§ Mr. Cyril Smith
asked the Secretary of State for Social Services (1) when guidelines are laid down by his Department for the introduction and evaluation of new psychotherapeutic treatments;
(2) if he is satisfied with the use of new psychotherapeutic techniques are adequately monitored;
(3) what steps his Department takes to check the effectiveness and ethical standards of new psychotherapeutic techniques.
§ Mr. Ennals
As regards the NHS, it is in general the responsibility of the doctor, in consultation with the other professional staff concerned, to organise an appropriate programme of treatment and care for his patient, in the light of present knowledge of the advantages and disadvantages of different forms of treatment and the wishes and condition of the patient. Evaluation of the effectiveness of psychotherapy presents considerable difficulties, but there have been a number of relevant studies in America and elsewhere and some in this country.132W The Medical Research Council is currently seeking research projects in psychotherapy.

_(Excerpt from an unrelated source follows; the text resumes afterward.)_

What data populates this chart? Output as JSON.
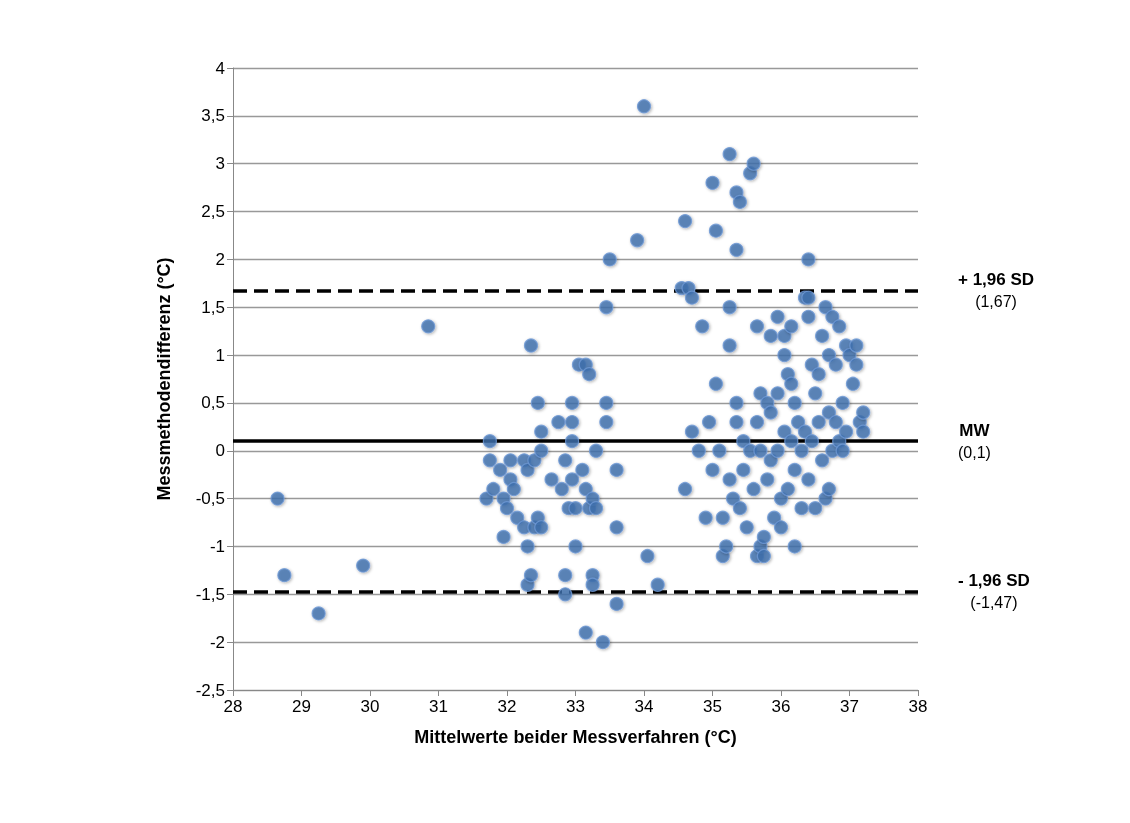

In 1973, following a recommendation in the report of the professional investigation into medical and nursing practices on certain wards at Napsbury Hospital, the then Secretary of State requested the Royal College of Psychiatrists, the Royal College of Nursing and the British Psychological Society to set up a joint working party to formulate ethical guidelines for the conduct of behaviour modification programmes. I understand that the working party is now completing its report. A committee set up by a number of independent bodies to pursue the possibility of statutory registration of non-medical psychotherapists is also considering ethical requirements.
I have recently published a consultative document on the Review of the Mental Health Act 1959 which includes some suggestion about the protection of patients and about consent to treatment.